Times have changed. Mayor McGinn announced a city budget package last week to increase safety and security downtown. His approach reflects the consensus of the Center City Initiative roundtable, a group that has found a solutions-based middle ground between interests that, in the past, have violently disagreed.
The criminalization of poverty crime, in Seattle, is officially passé. No new aggressive panhandling legislation has been put forward. The talk is of providing human services as opposed to increasing arrests. There is unity between human services advocates and downtown interests that the solution to people peeing in the street is, oddly enough, probably toilets.
There has been, in other words, an eruption of common sense.
The mayor’s package includes $1.7 million for expansion of the Law Enforcement Assisted Diversion (LEAD) program, which connects low-level offenders with human services, and $776,000 to increase Crisis Intervention Team staffing. There was $150,000 to increase hours of operation at day and hygiene centers; $112,440 to extend Winter Response Shelters to operate year-round; $500,000 for three Seattle police officers to support park rangers; and $188,000 to make two recently hired park rangers permanent.
Downtown interests are supporting human services solutions to street crime, and human service advocates support use of existing laws to curb bad behavior when other approaches don’t work. Everyone agrees on the urgent need to increase funding for mental health services and drug and alcohol treatment.
As I stood behind the mayor last week, along with human services providers, civil rights advocates, representatives of downtown businesses and residents, and listened to Downtown Seattle Association President Kate Joncas and The Defender Association’s Lisa Daugaard agree, I reflected on how far we’d come over the past four years.
The last time the downtown civility debate erupted was during the final year of the Nickels administration. Councilmember Tim Burgess’ aggressive panhandling bill faced a stiff headwind from day one, with challenges from the civil rights community as well as opposition from within the city council itself.

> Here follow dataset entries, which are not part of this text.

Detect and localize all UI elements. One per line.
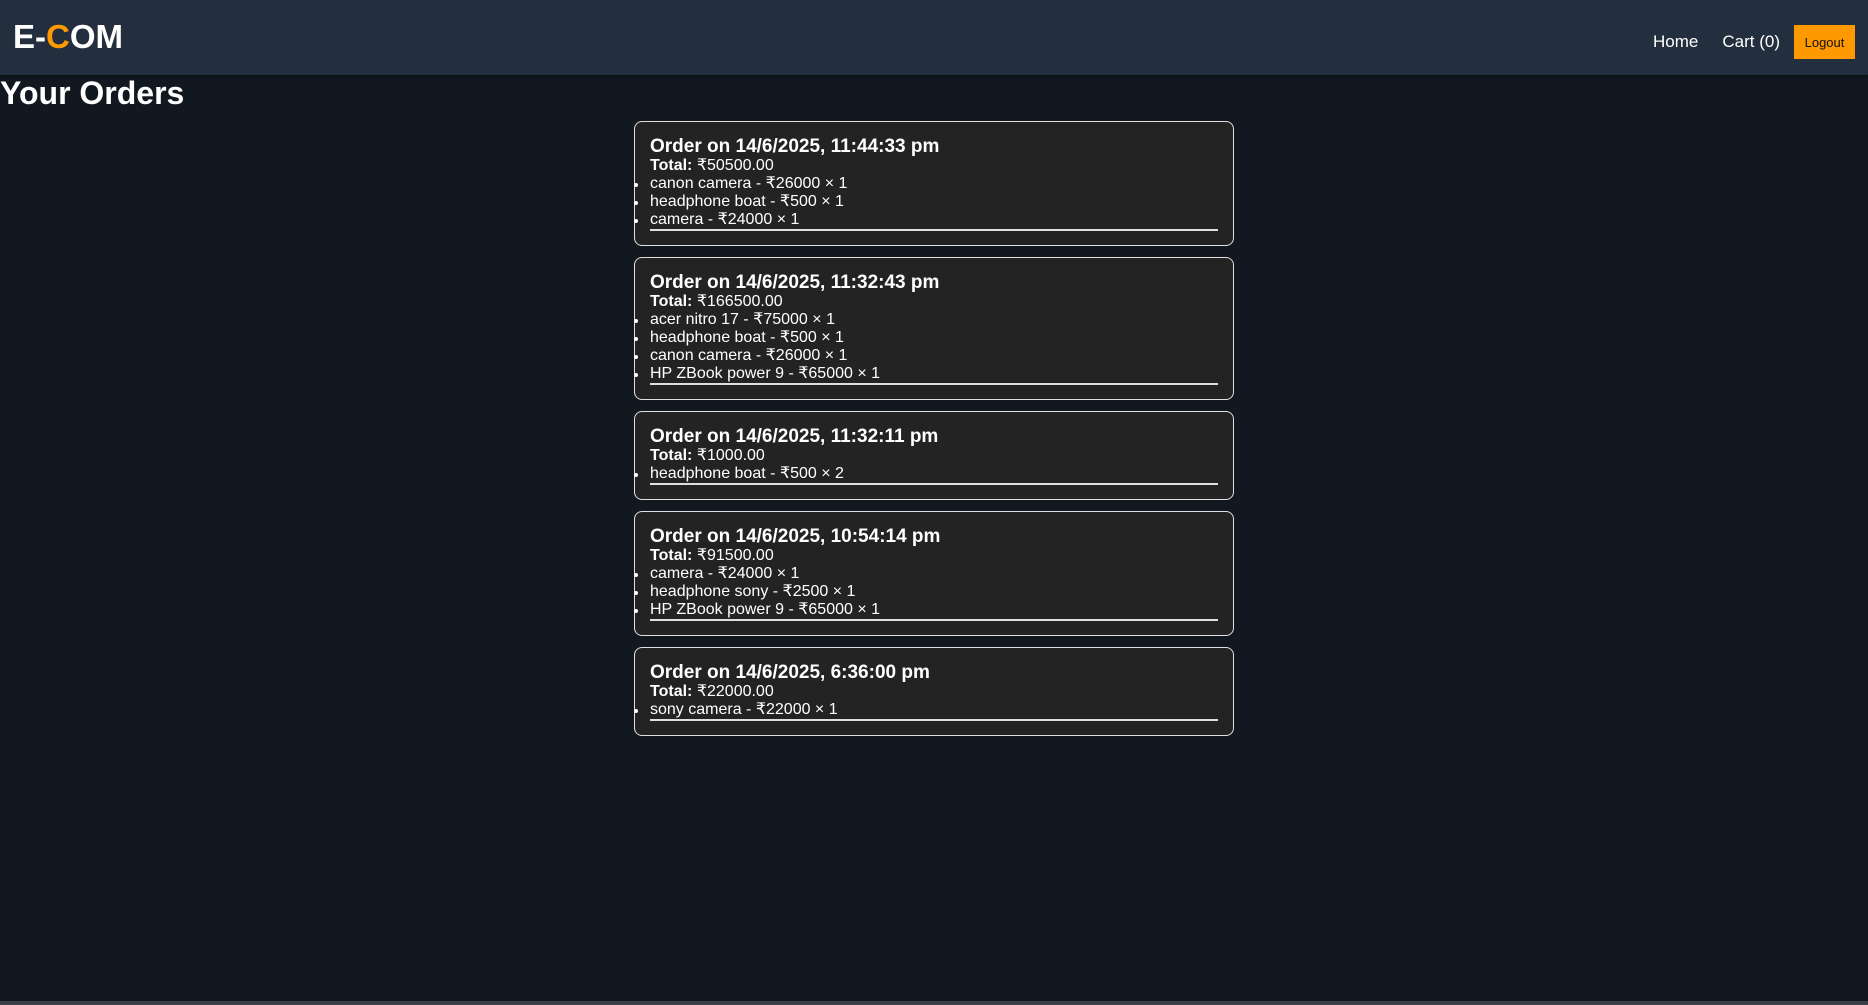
order-total-value: ₹50500.00 xyxy=(696,157,774,174)
order-total-value: ₹91500.00 xyxy=(696,547,774,564)
order-item: acer nitro 17 - ₹75000 × 1 xyxy=(634,311,1218,329)
order-total: Total: ₹22000.00 xyxy=(650,683,1218,701)
order-items-list: headphone boat - ₹500 × 2 xyxy=(634,465,1218,485)
order-items-list: canon camera - ₹26000 × 1 headphone boat … xyxy=(634,175,1218,231)
top-navbar: E-COM Home Cart (0) Logout xyxy=(0,0,1868,75)
order-total-label: Total: xyxy=(650,683,693,700)
order-item: headphone boat - ₹500 × 1 xyxy=(634,329,1218,347)
order-total-value: ₹22000.00 xyxy=(696,683,774,700)
nav-home-link[interactable]: Home xyxy=(1653,25,1698,59)
bottom-divider xyxy=(0,1001,1868,1005)
order-item: canon camera - ₹26000 × 1 xyxy=(634,347,1218,365)
order-total-value: ₹166500.00 xyxy=(696,293,783,310)
order-items-list: acer nitro 17 - ₹75000 × 1 headphone boat… xyxy=(634,311,1218,385)
order-title: Order on 14/6/2025, 11:32:11 pm xyxy=(650,426,939,447)
order-item: HP ZBook power 9 - ₹65000 × 1 xyxy=(634,365,1218,383)
page-title: Your Orders xyxy=(0,75,185,111)
order-item: canon camera - ₹26000 × 1 xyxy=(634,175,1218,193)
order-item: HP ZBook power 9 - ₹65000 × 1 xyxy=(634,601,1218,619)
order-card: Order on 14/6/2025, 10:54:14 pm Total: ₹9… xyxy=(634,511,1234,636)
order-total: Total: ₹91500.00 xyxy=(650,547,1218,565)
nav-links: Home Cart (0) Logout xyxy=(1629,25,1855,59)
order-total: Total: ₹166500.00 xyxy=(650,293,1218,311)
order-title: Order on 14/6/2025, 11:32:43 pm xyxy=(650,272,940,293)
order-total-label: Total: xyxy=(650,157,693,174)
order-total: Total: ₹1000.00 xyxy=(650,447,1218,465)
order-title: Order on 14/6/2025, 6:36:00 pm xyxy=(650,662,930,683)
order-item: sony camera - ₹22000 × 1 xyxy=(634,701,1218,719)
order-item: camera - ₹24000 × 1 xyxy=(634,211,1218,229)
order-total-label: Total: xyxy=(650,447,693,464)
site-logo[interactable]: E-COM xyxy=(13,18,123,56)
order-total: Total: ₹50500.00 xyxy=(650,157,1218,175)
logo-text-accent: C xyxy=(46,18,70,55)
order-item: headphone boat - ₹500 × 1 xyxy=(634,193,1218,211)
order-items-list: sony camera - ₹22000 × 1 xyxy=(634,701,1218,721)
logo-text-end: OM xyxy=(69,18,124,55)
order-card: Order on 14/6/2025, 11:32:43 pm Total: ₹1… xyxy=(634,257,1234,400)
order-item: camera - ₹24000 × 1 xyxy=(634,565,1218,583)
logout-button[interactable]: Logout xyxy=(1794,25,1855,59)
order-card: Order on 14/6/2025, 11:32:11 pm Total: ₹1… xyxy=(634,411,1234,500)
order-card: Order on 14/6/2025, 6:36:00 pm Total: ₹22… xyxy=(634,647,1234,736)
nav-cart-link[interactable]: Cart (0) xyxy=(1722,25,1780,59)
order-items-list: camera - ₹24000 × 1 headphone sony - ₹250… xyxy=(634,565,1218,621)
order-total-label: Total: xyxy=(650,293,693,310)
order-total-value: ₹1000.00 xyxy=(696,447,765,464)
logo-text-start: E- xyxy=(13,18,46,55)
order-total-label: Total: xyxy=(650,547,693,564)
order-card: Order on 14/6/2025, 11:44:33 pm Total: ₹5… xyxy=(634,121,1234,246)
orders-list: Order on 14/6/2025, 11:44:33 pm Total: ₹5… xyxy=(634,121,1234,747)
order-title: Order on 14/6/2025, 10:54:14 pm xyxy=(650,526,941,547)
order-item: headphone boat - ₹500 × 2 xyxy=(634,465,1218,483)
order-title: Order on 14/6/2025, 11:44:33 pm xyxy=(650,136,940,157)
order-item: headphone sony - ₹2500 × 1 xyxy=(634,583,1218,601)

As he worked toward a bill that could get majority council support, the opposition ramped up. The war council that formed in opposition included the NAACP, the ACLU, homeless advocates and representatives of the faith community. The Seattle Human Rights Commission unanimously rejected the legislation.
The mayor who would have passed it lost. The mayor who would ultimately veto the thing won. The four council votes needed to uphold his veto materialized at the eleventh hour, and what was supposed to be an 8-1 slam dunk in city council went down in unanticipated flames
The Seattle Times, KING, KOMO and pretty much every media outlet aside from The Stranger and Real Change threw a full-scale tantrum from which they have never fully recovered. When the mayor announced this new approach last week, they were mostly silent. Gracious losers they are not.
Downtown, meanwhile, survived. Pioneer Square is on the upswing. Tourism recovered from the recession, and the industry is headed toward one of Seattle’s best years ever. Our economy is among the nation’s strongest. All without having to demonize homeless people. Go figure.
None of this is to say that the tensions that existed before are gone. There are those who would love to see more tickets handed out to the unsightly poor, and who would happily turn those tickets into criminal charges that unhelpfully land people in jail. But at the moment, those folks are minority voices, and a rare season of reason prevails. Let’s hope it holds.